"To przyznanie się do winy". Rodzic pozwał ministra Czarnka

"Wszystkim dzieciom i ich rodzicom, których dobra osobiste zostały naruszone treścią książki prof. Roszkowskiego, należą się publiczne przeprosiny" - pisze w oświadczeniu mężczyzna, który postanowił pozwać zarówno autora kontrowersyjnego podręcznika do historii i teraźniejszości, jak i ministra edukacji Przemysława Czarnka.
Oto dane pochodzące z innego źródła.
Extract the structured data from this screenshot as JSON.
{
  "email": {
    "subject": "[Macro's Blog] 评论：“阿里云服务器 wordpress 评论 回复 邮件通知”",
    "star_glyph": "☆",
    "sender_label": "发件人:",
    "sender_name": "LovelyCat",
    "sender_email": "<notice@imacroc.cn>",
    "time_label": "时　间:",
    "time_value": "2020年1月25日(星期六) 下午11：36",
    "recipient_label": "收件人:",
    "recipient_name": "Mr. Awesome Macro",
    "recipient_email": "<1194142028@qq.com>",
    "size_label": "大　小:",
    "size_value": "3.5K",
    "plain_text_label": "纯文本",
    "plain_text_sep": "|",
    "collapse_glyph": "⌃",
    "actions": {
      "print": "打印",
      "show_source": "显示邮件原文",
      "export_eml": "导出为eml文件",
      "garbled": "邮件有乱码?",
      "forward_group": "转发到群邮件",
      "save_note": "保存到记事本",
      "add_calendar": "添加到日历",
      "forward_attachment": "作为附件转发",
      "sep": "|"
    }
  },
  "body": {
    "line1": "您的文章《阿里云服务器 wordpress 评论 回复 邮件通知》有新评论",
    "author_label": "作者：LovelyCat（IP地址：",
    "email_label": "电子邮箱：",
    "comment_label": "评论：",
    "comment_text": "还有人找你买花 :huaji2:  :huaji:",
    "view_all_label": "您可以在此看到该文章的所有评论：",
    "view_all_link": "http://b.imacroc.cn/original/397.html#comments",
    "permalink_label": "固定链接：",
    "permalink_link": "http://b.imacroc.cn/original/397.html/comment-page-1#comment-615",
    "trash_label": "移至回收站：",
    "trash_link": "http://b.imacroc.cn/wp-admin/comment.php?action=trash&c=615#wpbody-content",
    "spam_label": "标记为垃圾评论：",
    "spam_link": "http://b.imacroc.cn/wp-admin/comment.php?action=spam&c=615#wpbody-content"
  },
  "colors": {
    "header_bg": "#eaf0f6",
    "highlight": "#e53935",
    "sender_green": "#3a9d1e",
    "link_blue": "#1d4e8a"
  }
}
Jak informuje rodzic, prawnicy w piątek złożyli pozwy.

Przemysław CzarnekZłożył pozew ws. podręcznika do HiT. "Presja ma sens"
Źródło zdjęć: © PAP | Wojtek Jargiło
Sara Bounaoui
oprac.  Sara Bounaoui

Od września tego roku w szkołach pojawił się nowy przedmiot: historia i teraźniejszość. Do niedawna jednym dopuszczonym przez MEiN podręcznikiem był ten autorstwa prof. Wojciecha Roszkowskiego. Książka wzbudziła wiele kontrowersji jeszcze przed pierwszym dzwonkiem.

Szczególnie głośno dyskutowanym fragmentem był ten, w którym profesor - pisząc o postępach medycyny - miał opisać swój stosunek do in vitro. Autor używa określeń "laboratorium" czy "hodowla", jednak jak twierdzi, wcale nie miał na myśli tej procedury.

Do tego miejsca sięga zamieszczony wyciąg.